Crônicas, Crises, Cotidiano

agosto 7, 2010

36

Filed under: Uncategorized — pelanoitedorio @ 3:01 pm

Tamanho 36.

Creio que minha etiqueta está para fora. Se bobear, com preço e tudo. Acho que algumas pessoas tentam ler no pequeno retângulo de poliester o motivo para a maioria das minhas atitudes que parecem inversas ao mundo. Na verdade, prefiro até ser. Tenho uma blusa preta que só gosto de usar ao contrário. Pode ser mania ou alternativa. Você pode escolher como lidar com cada situação.

Vou desenhar.

Certa vez, voltando da labuta, durante mais uma das exaustivas noites do Centro do Rio, uma chuva repentina e grosseira começou a cair e surpreender os assalariados que formavam a marcha dos pinguins nas barcas de Niterói, da qual fazia parte. O aguaceiro conseguiu tirar do compasso a coreografia cansada e empurrada da multidão que descia do barco, e transformou a marcha numa correria ensopada e desgovernada. Eu não gosto de guarda-chuva. Não adianta. Enquanto todos abriam seus tetos de tecido e aceleravam os passos, eu ria. Ria mesmo, com um sorriso abertão. Não procurei um teto. Não esperei passar. Comecei a andar até o último ponto de ônibus sentindo cada gotinha d´água lavar o cansaço da rotina. As pessoas que passavam por mim, quando me notavam, mostravam incompressão. Outros se contagiavam. A verdade é que foi uma delícia chegar em casa com as roupas 2 kg mais pesadas. Me senti leve.

Minha etiqueta não tem prazo de troca. Se eu quiser mudar de opinião, transladar gostos e transformar sentimentos, troco. Tem gente que se agarra a tabus, raízes, pré-conceitos e instituições. Eu abraço forte a liberdade e o prazer.

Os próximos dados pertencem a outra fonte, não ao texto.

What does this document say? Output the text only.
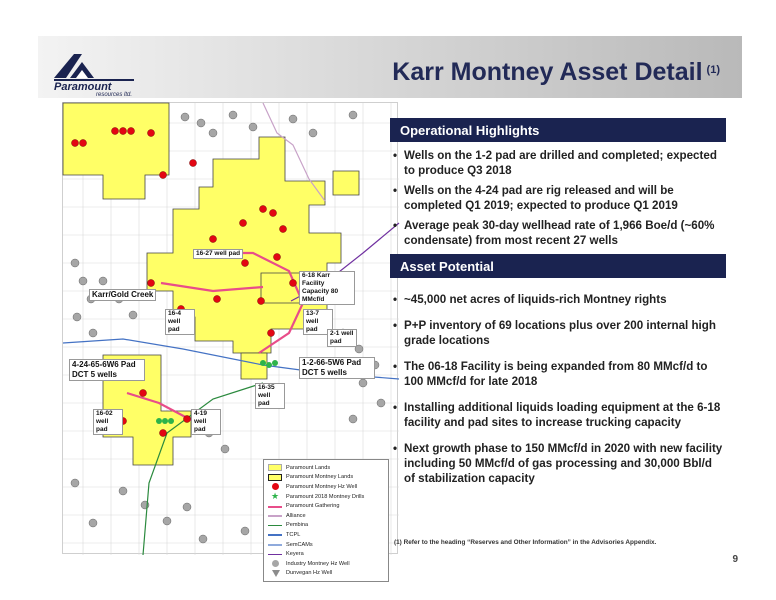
Paramount
resources ltd.
Karr Montney Asset Detail $^{(1)}$
16-27 well pad
6-18 Karr Facility Capacity 80 MMcf/d
Karr/Gold Creek
16-4 well pad
13-7 well pad
2-1 well pad
4-24-65-6W6 Pad DCT 5 wells
1-2-66-5W6 Pad DCT 5 wells
16-35 well pad
16-02 well pad
4-19 well pad
Paramount Lands
Paramount Montney Lands
Paramount Montney Hz Well
★	Paramount 2018 Montney Drills
Paramount Gathering
Alliance
Pembina
TCPL
SemCAMs
Keyera
Industry Montney Hz Well
Dunvegan Hz Well
Operational Highlights
• Wells on the 1-2 pad are drilled and completed; expected to produce Q3 2018
• Wells on the 4-24 pad are rig released and will be completed Q1 2019; expected to produce Q1 2019
• Average peak 30-day wellhead rate of 1,966 Boe/d (~60% condensate) from most recent 27 wells
Asset Potential
• ~45,000 net acres of liquids-rich Montney rights
• P+P inventory of 69 locations plus over 200 internal high grade locations
• The 06-18 Facility is being expanded from 80 MMcf/d to 100 MMcf/d for late 2018
• Installing additional liquids loading equipment at the 6-18 facility and pad sites to increase trucking capacity
• Next growth phase to 150 MMcf/d in 2020 with new facility including 50 MMcf/d of gas processing and 30,000 Bbl/d of stabilization capacity
(1) Refer to the heading “Reserves and Other Information” in the Advisories Appendix.
9
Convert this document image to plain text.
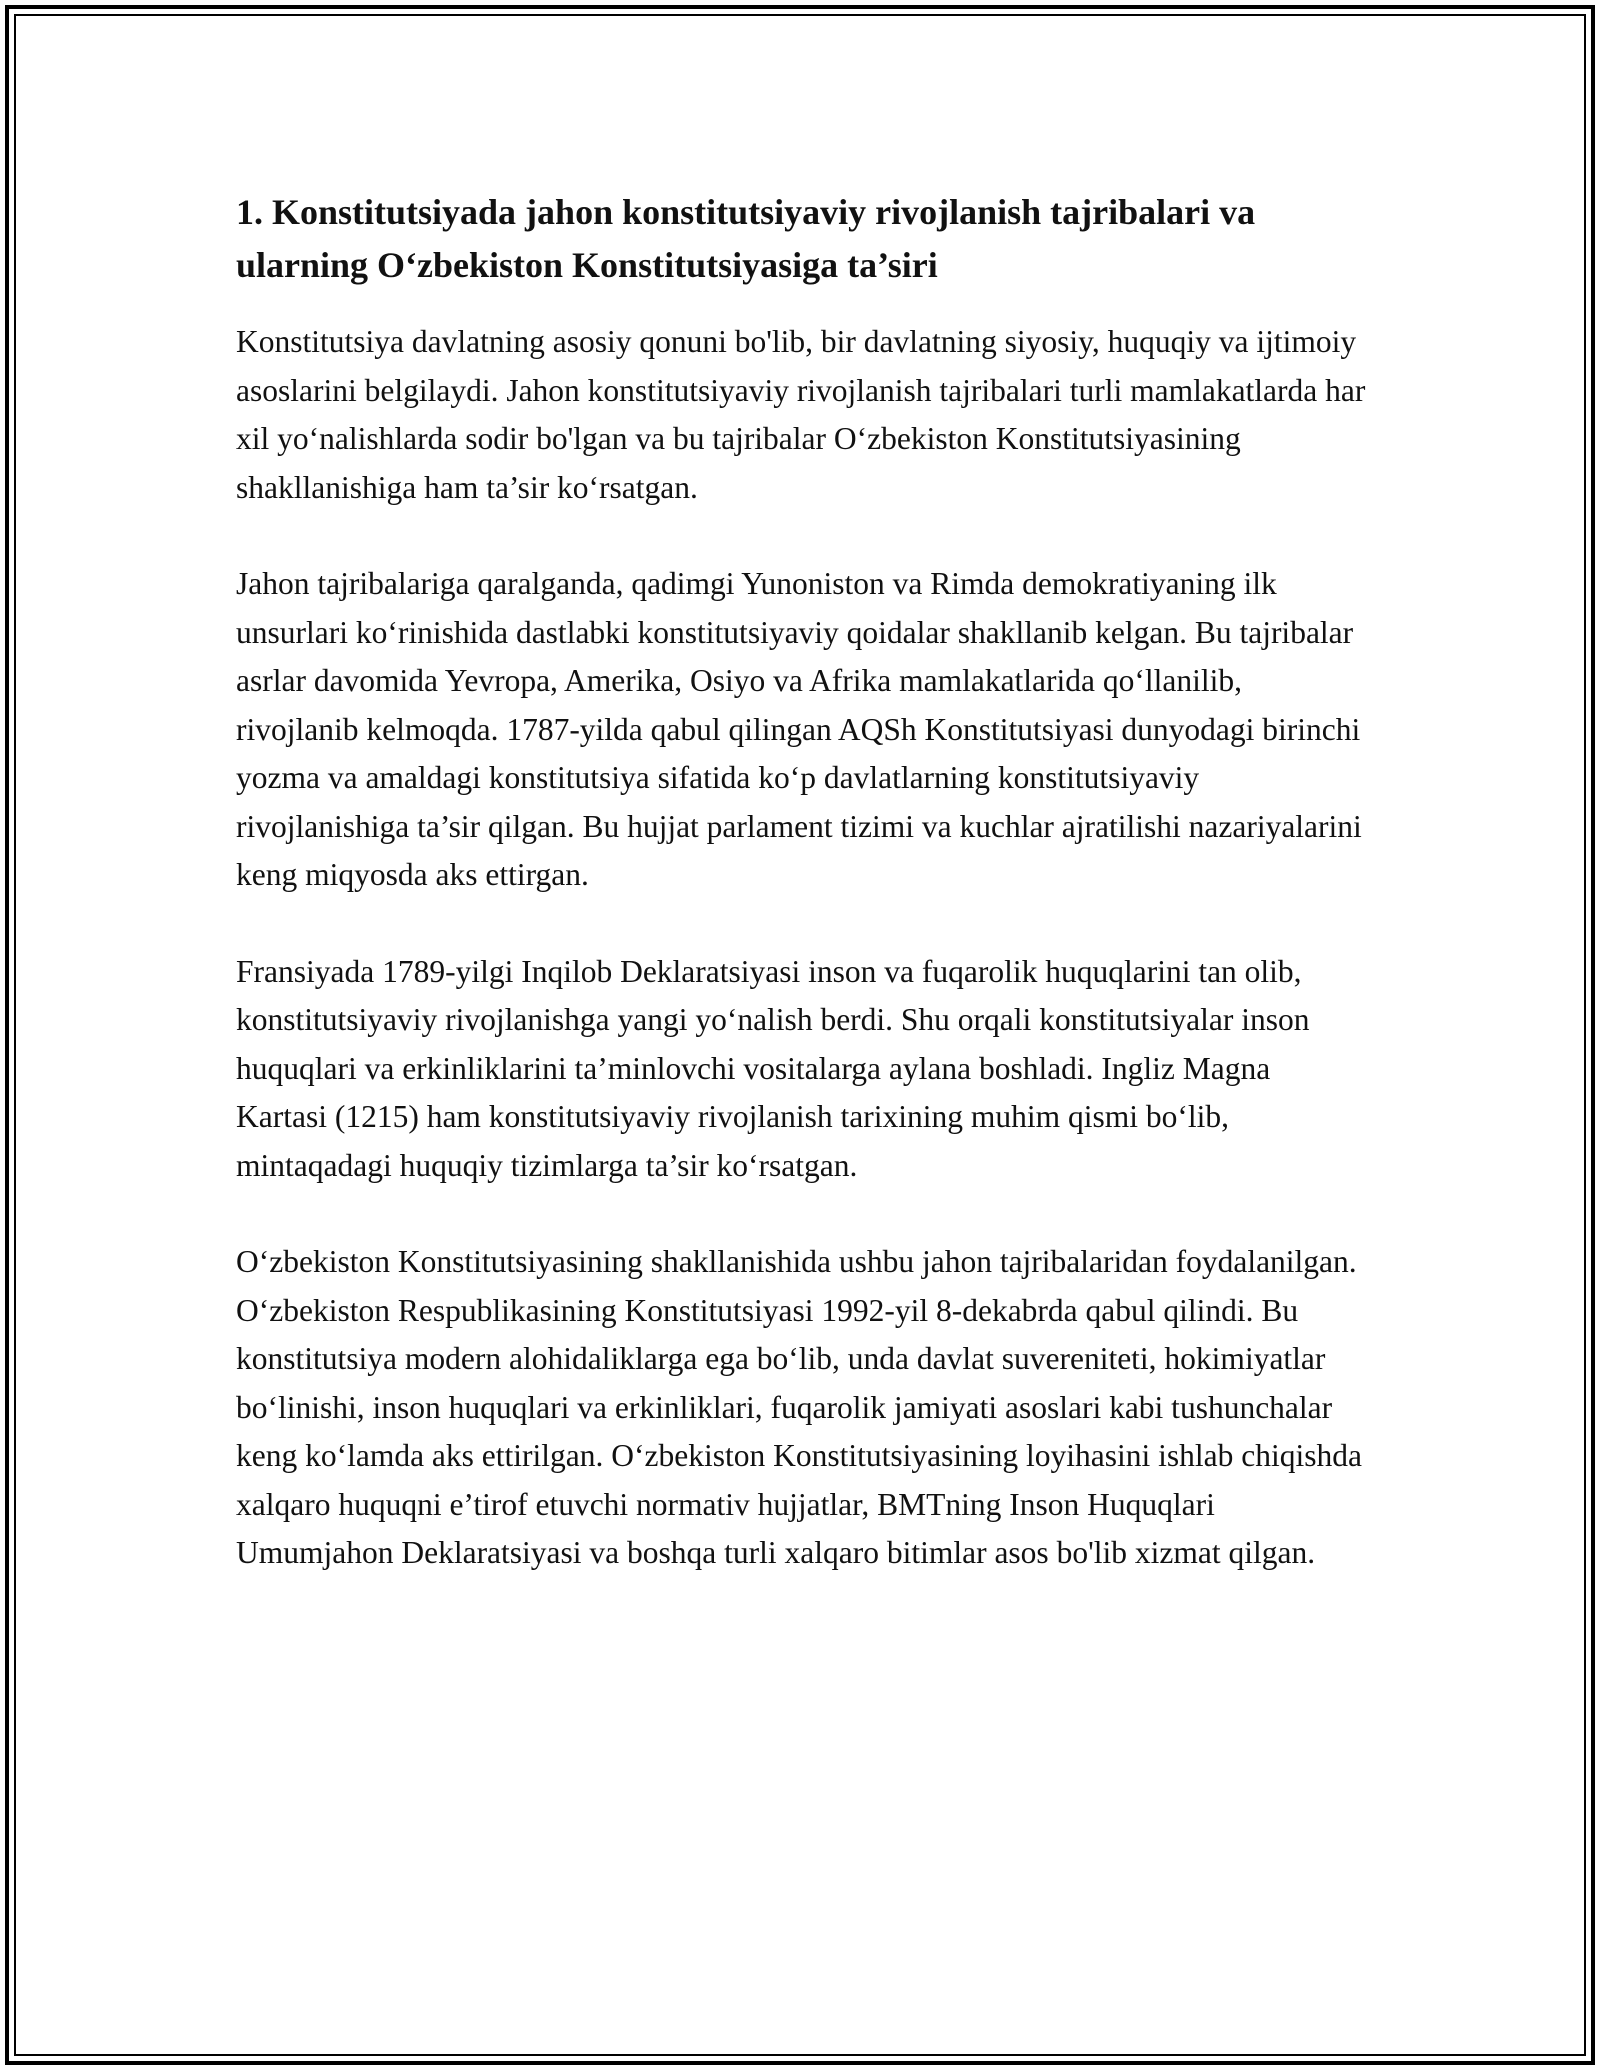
1. Konstitutsiyada jahon konstitutsiyaviy rivojlanish tajribalari va ularning O‘zbekiston Konstitutsiyasiga ta’siri

Konstitutsiya davlatning asosiy qonuni bo'lib, bir davlatning siyosiy, huquqiy va ijtimoiy asoslarini belgilaydi. Jahon konstitutsiyaviy rivojlanish tajribalari turli mamlakatlarda har xil yo‘nalishlarda sodir bo'lgan va bu tajribalar O‘zbekiston Konstitutsiyasining shakllanishiga ham ta’sir ko‘rsatgan.

Jahon tajribalariga qaralganda, qadimgi Yunoniston va Rimda demokratiyaning ilk unsurlari ko‘rinishida dastlabki konstitutsiyaviy qoidalar shakllanib kelgan. Bu tajribalar asrlar davomida Yevropa, Amerika, Osiyo va Afrika mamlakatlarida qo‘llanilib, rivojlanib kelmoqda. 1787-yilda qabul qilingan AQSh Konstitutsiyasi dunyodagi birinchi yozma va amaldagi konstitutsiya sifatida ko‘p davlatlarning konstitutsiyaviy rivojlanishiga ta’sir qilgan. Bu hujjat parlament tizimi va kuchlar ajratilishi nazariyalarini keng miqyosda aks ettirgan.

Fransiyada 1789-yilgi Inqilob Deklaratsiyasi inson va fuqarolik huquqlarini tan olib, konstitutsiyaviy rivojlanishga yangi yo‘nalish berdi. Shu orqali konstitutsiyalar inson huquqlari va erkinliklarini ta’minlovchi vositalarga aylana boshladi. Ingliz Magna Kartasi (1215) ham konstitutsiyaviy rivojlanish tarixining muhim qismi bo‘lib, mintaqadagi huquqiy tizimlarga ta’sir ko‘rsatgan.

O‘zbekiston Konstitutsiyasining shakllanishida ushbu jahon tajribalaridan foydalanilgan. O‘zbekiston Respublikasining Konstitutsiyasi 1992-yil 8-dekabrda qabul qilindi. Bu konstitutsiya modern alohidaliklarga ega bo‘lib, unda davlat suvereniteti, hokimiyatlar bo‘linishi, inson huquqlari va erkinliklari, fuqarolik jamiyati asoslari kabi tushunchalar keng ko‘lamda aks ettirilgan. O‘zbekiston Konstitutsiyasining loyihasini ishlab chiqishda xalqaro huquqni e’tirof etuvchi normativ hujjatlar, BMTning Inson Huquqlari Umumjahon Deklaratsiyasi va boshqa turli xalqaro bitimlar asos bo'lib xizmat qilgan.
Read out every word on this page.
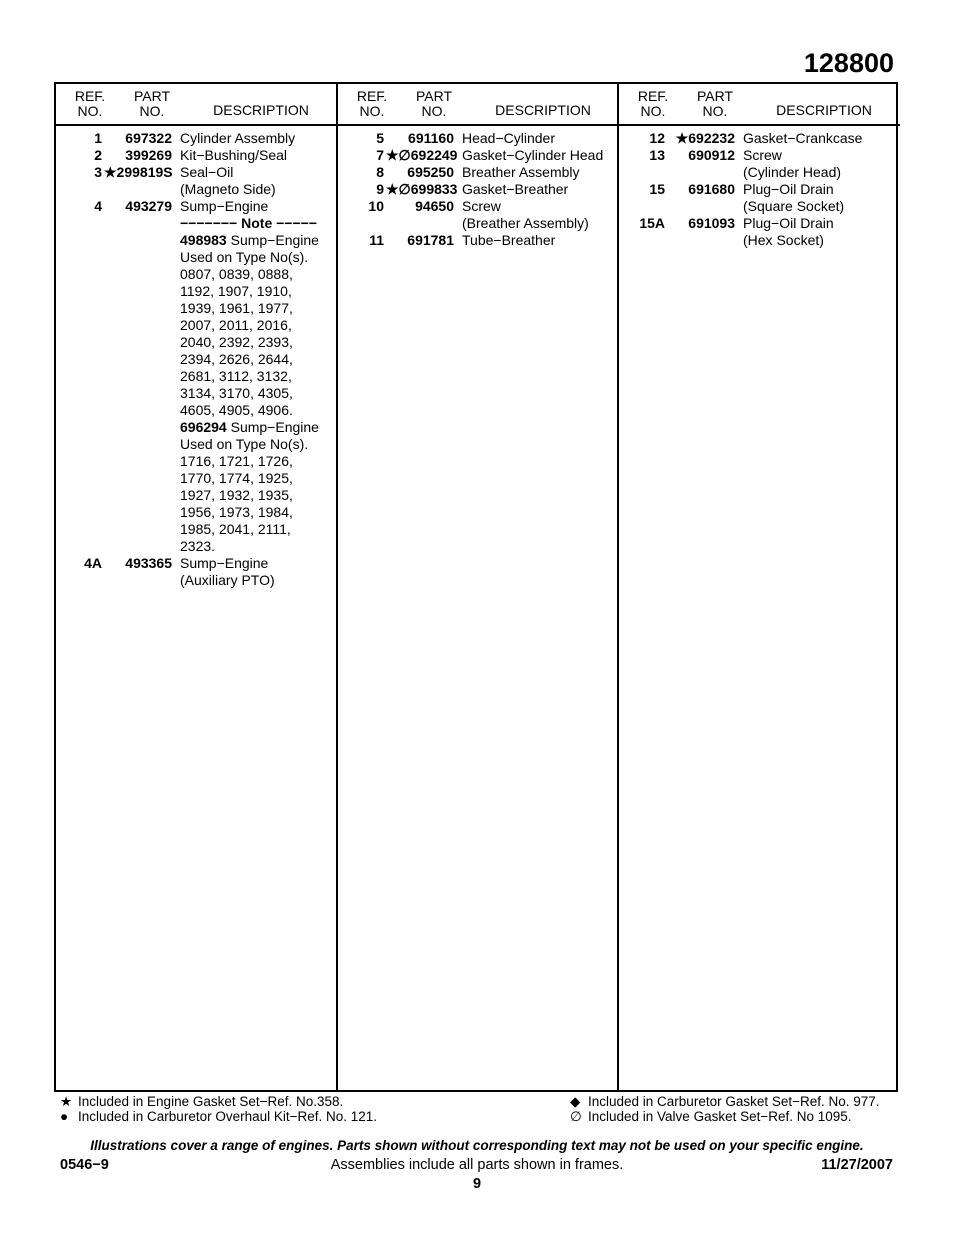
128800
REF.
NO.
PART
NO.	DESCRIPTION
1	697322 Cylinder Assembly
2	399269 Kit−Bushing/Seal
3 ★299819S Seal−Oil
(Magneto Side)
4	493279 Sump−Engine
−−−−−−− Note −−−−−
498983 Sump−Engine
Used on Type No(s).
0807, 0839, 0888,
1192, 1907, 1910,
1939, 1961, 1977,
2007, 2011, 2016,
2040, 2392, 2393,
2394, 2626, 2644,
2681, 3112, 3132,
3134, 3170, 4305,
4605, 4905, 4906.
696294 Sump−Engine
Used on Type No(s).
1716, 1721, 1726,
1770, 1774, 1925,
1927, 1932, 1935,
1956, 1973, 1984,
1985, 2041, 2111,
2323.
4A	493365 Sump−Engine
(Auxiliary PTO)
REF.
NO.
PART
NO.	DESCRIPTION
5	691160 Head−Cylinder
7 ★∅692249 Gasket−Cylinder Head
8	695250 Breather Assembly
9 ★∅699833 Gasket−Breather
10	94650 Screw
(Breather Assembly)
11	691781 Tube−Breather
REF.
NO.
PART
NO.	DESCRIPTION
12 ★692232 Gasket−Crankcase
13	690912 Screw
(Cylinder Head)
15	691680 Plug−Oil Drain
(Square Socket)
15A	691093 Plug−Oil Drain
(Hex Socket)
★ Included in Engine Gasket Set−Ref. No.358.
● Included in Carburetor Overhaul Kit−Ref. No. 121.
◆ Included in Carburetor Gasket Set−Ref. No. 977.
∅ Included in Valve Gasket Set−Ref. No 1095.
Illustrations cover a range of engines. Parts shown without corresponding text may not be used on your specific engine.
0546−9	Assemblies include all parts shown in frames.	11/27/2007
9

E muitos cruzam o braço pra isso.

Coisa esquisita.

Sempre usei meu nome como Lorena Ribeiro, mas agora quero passar a investir no Pimentel.

Família da mamãe.

O que acham?

Prazer, agora sou Lorena Pimentel.

(OBS: Esta crônica estava em meus rascunhós há 2 anos e, por incrível que pareça, ainda não mudei de opinião. Odeio guarda-chuva. Amo o nome da minha mãe. O problema é que, em breve, terei que acrescentar mais um. Mas isso é assunto para outra hora!)

agosto 5, 2010

MEA CULPA

Filed under: Uncategorized — pelanoitedorio @ 3:16 pm

Eu confesso. Confesso tudo. Pago penitência. A culpa é minha mesmo. Vítima e réu de uma vez só. Sentada no banco da acomodação e do silêncio. Empurrada para a luz pelas onipresentes redes sociais. Confesso: havia me esquecido de vocês. Mas acho que fica pior.

Esqueci de mim. Nos últimos dois anos, quis mais os outros. Os outros amigos, os outros amores, os outros rumores. Quis o que não tinha. Quis me formar em jornalismo, quis me mudar, me mudar de todos os jeitos que a polissemia do verbo suporta. E só hoje, quando vasculhei meu blog novamente, desejei ser eu de novo.

Me apaixonei por mim. Pelo romance que tinha com as palavras, com as poeiras da vida escondidas sob os tapetes, com vocês – amantes desconhecidos que presenteavam com comentários doces. Quero floreios. Flores. 

Tive ciúmes de mim. Da magia que via no mundo, nas pessoas, nas dores. A ambição por um futuro próspero me machucou. Abriu uma ferida no meu pé para não fazer balé com as circustâncias. Tinha encerrado meu espetáculo.

É minha culpa. Meia culpa. Culpa e meia. E o maior castigo que posso ter, já sinto na carne e nos dedos.  É essa vergonha de escrever aqui novamente. Como se o corpo estivesse mais volumoso e fosse ser execrada ao me despir. O seio arrepia. O seio de tudo isso é o medo mais caloroso de quem vive essa febre de aceitação pelo mundo: a falha.

Falhei com vocês. Falhei comigo. E estou de volta. Por favor, me façam ficar.

Confesso que eu já não sou mais a mesma. Mea culpa.

OBS: Esse post é uma homenagem à Lia Winter (www.liawinter.wordpress.com), que parece padecer da mesma doença que eu. Nosso inverno está longo demais.